Especially fascinating are the rituals inside the temples. Hundrets of visitors at a time push through the small rooms in order to catch blessings from one of the many priests standing in shady corners. They bring flowers or pay coins to the Gods. And there are many of them. Hinduism knows more than 300 million different Gods, each with a distinct story. But more about Hinduism at a later point.

Freitag, 10. September 2010

Campus Life

It is the kind of place archaeologists would get very excited about. Bare stone walls, columns, narrow passages and wide spaces. If Bangalore should ever happen to get deserted, IIMB would remain as a monstrous palace of cement and stone, a place for future tourists to walk through and wonder how past generations used to live and work.

But today the campus is very much alive. Within the stone walls some of the most renowned professors of India give lectures to 725 students. For everyone aspiring a career in business getting into this school is both the ultimate goal and a nearly impossible undertaking. Each year the school receives up to 280.000 applications so that 380 students compete for one seat. The lucky ones have two years of intense studying ahead of them and not a single one will leave the campus without a job-offer. It is a straighforward calculation: Take a loan for the tuition fees, study hard and become part of the country´s elite. The first words of our welcome speech are telling: "We are not a ceremonial institution, we like the functional approach. Therefore we are only here to provide you with the necessary information."

But that is just one part of the truth. The other part are the students. Those crazy Indians which I have only just begun to understand. They seem to never sleep, have group meetings in the middle of the night or party and play loud music whenever they like. They know very well how to make the best out of their time during the short semesters.

And than there is the exchange crowd! 75 in total, mostly French or German, but also Belgian, Italian or American. Even the Scandinavian states have sent some lost delegates.

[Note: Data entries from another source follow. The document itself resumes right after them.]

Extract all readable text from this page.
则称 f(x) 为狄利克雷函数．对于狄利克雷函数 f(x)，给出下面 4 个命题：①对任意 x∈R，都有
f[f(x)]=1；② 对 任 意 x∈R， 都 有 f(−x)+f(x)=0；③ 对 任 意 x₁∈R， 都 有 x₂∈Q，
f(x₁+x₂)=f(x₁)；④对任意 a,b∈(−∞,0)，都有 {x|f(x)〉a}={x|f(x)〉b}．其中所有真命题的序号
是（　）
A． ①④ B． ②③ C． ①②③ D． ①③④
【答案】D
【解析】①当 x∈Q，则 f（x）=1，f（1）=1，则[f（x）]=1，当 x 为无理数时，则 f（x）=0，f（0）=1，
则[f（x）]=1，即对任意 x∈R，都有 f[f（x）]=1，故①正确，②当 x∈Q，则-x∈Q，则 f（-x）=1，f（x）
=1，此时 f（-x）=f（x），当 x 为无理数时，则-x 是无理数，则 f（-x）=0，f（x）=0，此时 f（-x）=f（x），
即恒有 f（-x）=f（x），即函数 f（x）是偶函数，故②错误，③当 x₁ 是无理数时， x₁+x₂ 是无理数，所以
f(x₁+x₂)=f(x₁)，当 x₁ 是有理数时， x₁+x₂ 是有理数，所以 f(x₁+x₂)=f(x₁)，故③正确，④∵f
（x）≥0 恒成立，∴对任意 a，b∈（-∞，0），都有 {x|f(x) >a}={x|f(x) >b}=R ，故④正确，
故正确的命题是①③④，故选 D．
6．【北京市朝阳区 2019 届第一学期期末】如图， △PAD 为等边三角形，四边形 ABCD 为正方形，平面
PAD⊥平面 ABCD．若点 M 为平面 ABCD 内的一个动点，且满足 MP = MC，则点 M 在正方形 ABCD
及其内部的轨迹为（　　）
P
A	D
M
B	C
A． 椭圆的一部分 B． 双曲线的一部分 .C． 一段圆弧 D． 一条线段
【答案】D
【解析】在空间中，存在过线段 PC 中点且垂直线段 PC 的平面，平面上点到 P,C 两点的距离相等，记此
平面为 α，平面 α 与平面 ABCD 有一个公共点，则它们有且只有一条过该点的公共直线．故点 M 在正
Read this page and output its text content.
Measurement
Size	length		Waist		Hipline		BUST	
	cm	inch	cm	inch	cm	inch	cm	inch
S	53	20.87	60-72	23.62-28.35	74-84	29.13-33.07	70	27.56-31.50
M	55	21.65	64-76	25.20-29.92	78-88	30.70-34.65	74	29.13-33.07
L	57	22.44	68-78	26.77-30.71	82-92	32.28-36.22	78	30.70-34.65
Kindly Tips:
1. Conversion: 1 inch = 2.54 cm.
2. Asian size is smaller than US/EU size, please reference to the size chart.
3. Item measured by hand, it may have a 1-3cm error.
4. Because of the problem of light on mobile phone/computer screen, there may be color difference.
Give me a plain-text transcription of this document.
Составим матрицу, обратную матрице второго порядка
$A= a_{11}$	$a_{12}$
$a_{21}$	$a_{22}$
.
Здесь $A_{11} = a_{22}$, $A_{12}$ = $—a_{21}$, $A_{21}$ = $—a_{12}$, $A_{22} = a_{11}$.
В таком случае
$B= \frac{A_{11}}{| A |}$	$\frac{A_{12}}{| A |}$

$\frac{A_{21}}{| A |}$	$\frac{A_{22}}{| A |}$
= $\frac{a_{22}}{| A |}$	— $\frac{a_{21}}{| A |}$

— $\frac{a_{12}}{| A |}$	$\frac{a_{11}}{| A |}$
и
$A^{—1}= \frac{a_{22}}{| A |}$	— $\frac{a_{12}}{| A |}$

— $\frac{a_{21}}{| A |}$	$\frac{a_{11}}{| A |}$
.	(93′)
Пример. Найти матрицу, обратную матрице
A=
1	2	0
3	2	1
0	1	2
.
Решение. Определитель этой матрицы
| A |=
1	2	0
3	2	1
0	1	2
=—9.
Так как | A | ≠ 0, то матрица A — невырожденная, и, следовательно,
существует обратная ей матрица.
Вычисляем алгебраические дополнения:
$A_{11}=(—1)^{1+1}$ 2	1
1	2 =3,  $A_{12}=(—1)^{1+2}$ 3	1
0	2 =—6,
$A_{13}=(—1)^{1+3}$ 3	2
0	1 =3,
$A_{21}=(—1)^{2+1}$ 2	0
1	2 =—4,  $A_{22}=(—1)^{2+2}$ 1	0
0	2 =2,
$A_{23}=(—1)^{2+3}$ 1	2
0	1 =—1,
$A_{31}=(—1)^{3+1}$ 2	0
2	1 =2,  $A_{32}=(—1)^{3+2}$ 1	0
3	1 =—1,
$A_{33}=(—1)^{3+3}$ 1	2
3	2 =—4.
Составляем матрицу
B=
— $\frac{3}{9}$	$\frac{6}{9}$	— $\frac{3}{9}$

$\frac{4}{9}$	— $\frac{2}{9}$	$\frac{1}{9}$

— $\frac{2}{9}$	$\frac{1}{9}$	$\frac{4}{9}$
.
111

We live on campus in hostel blocks among the local students. By now most of us have gotten accostumed to the small stone rooms, which at first sight rather evoked the association with (luxurious) prison cells. Living on campus among the other students means forgetting about old sleeping habits. Events take place whenever there is time, prefferably at night. Free food is served at least four times a day and little shops are open around the clock. If you feel like having a cheese sandwich or a cone of ice cream at 3am you might need to wake up the shop keeper but you are sure to get what you asked for. How people here manage to give up every distinction between day and night and still attend all lectures, I have not yet figured out. All I know is that I need some sleep now. It is going to be a great semester!

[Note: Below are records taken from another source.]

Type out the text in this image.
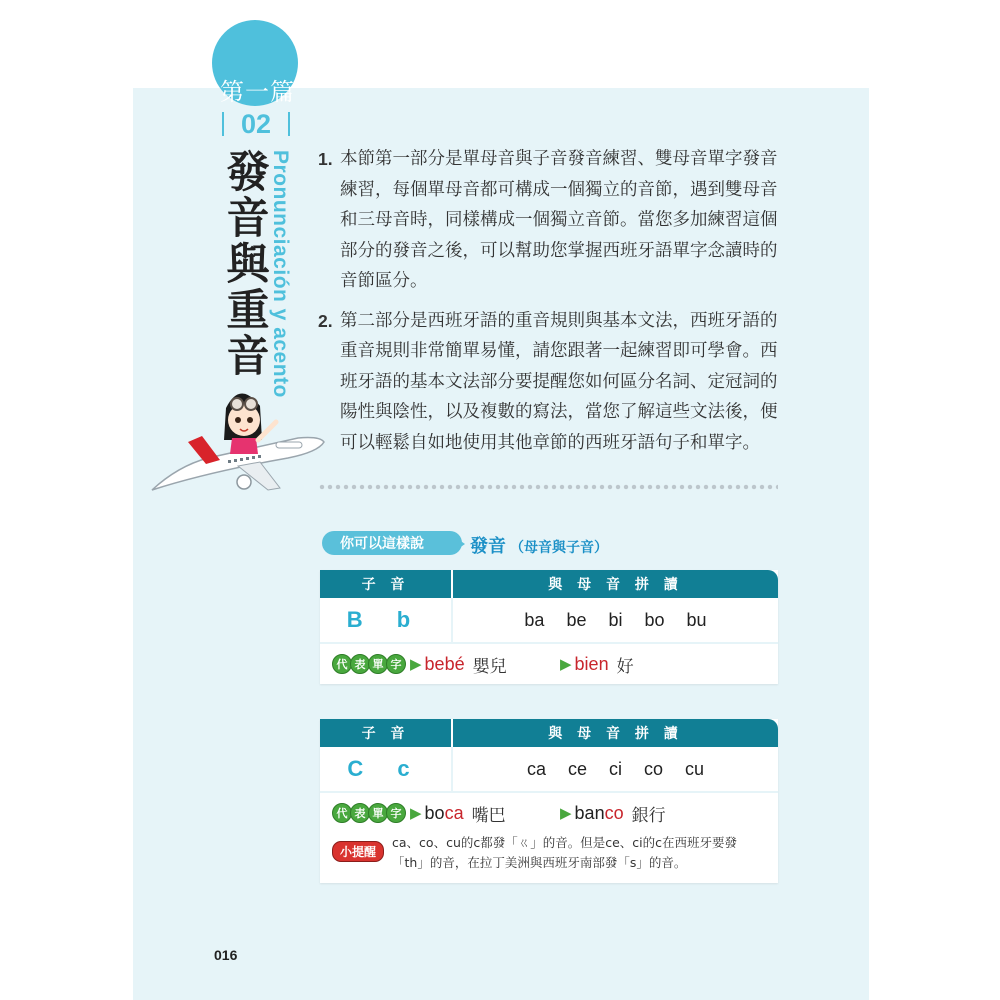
第一篇
02
發
音
與
重
音 Pronunciación y acento 1. 本節第一部分是單母音與子音發音練習、雙母音單字發音練習，每個單母音都可構成一個獨立的音節，遇到雙母音和三母音時，同樣構成一個獨立音節。當您多加練習這個部分的發音之後，可以幫助您掌握西班牙語單字念讀時的音節區分。
2. 第二部分是西班牙語的重音規則與基本文法，西班牙語的重音規則非常簡單易懂，請您跟著一起練習即可學會。西班牙語的基本文法部分要提醒您如何區分名詞、定冠詞的陽性與陰性，以及複數的寫法，當您了解這些文法後，便可以輕鬆自如地使用其他章節的西班牙語句子和單字。
你可以這樣說	發音 （母音與子音）
子 音	與 母 音 拼 讀
B b	ba be bi bo bu
代 表 單 字 ▶ bebé 嬰兒	▶ bien 好
子 音	與 母 音 拼 讀
C c	ca ce ci co cu
代 表 單 字 ▶ bo ca 嘴巴	▶ ban co 銀行
小提醒
ca、co、cu的c都發「ㄍ」的音。但是ce、ci的c在西班牙要發「th」的音，在拉丁美洲與西班牙南部發「s」的音。
016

Sonntag, 5. September 2010

At a First Touch

    The streets of Bangalore. A semi-
    organized chaos of traffic, people
    and animals. Shops are everywhere,
    glass-towers of multinationals stand
    next to slums. Simply impressive.

    The IIMB campus is south of town. A Riksha ride
    takes up to 45 minutes for 8km through the crazy
    traffic. Accidents supposedly happen, though I have
    not seen any myself.

The atmosphere is hectic, people are hurried by the traffic which is everywhere.
But amidst all this you meet the friendliest people who never forget a happy smile.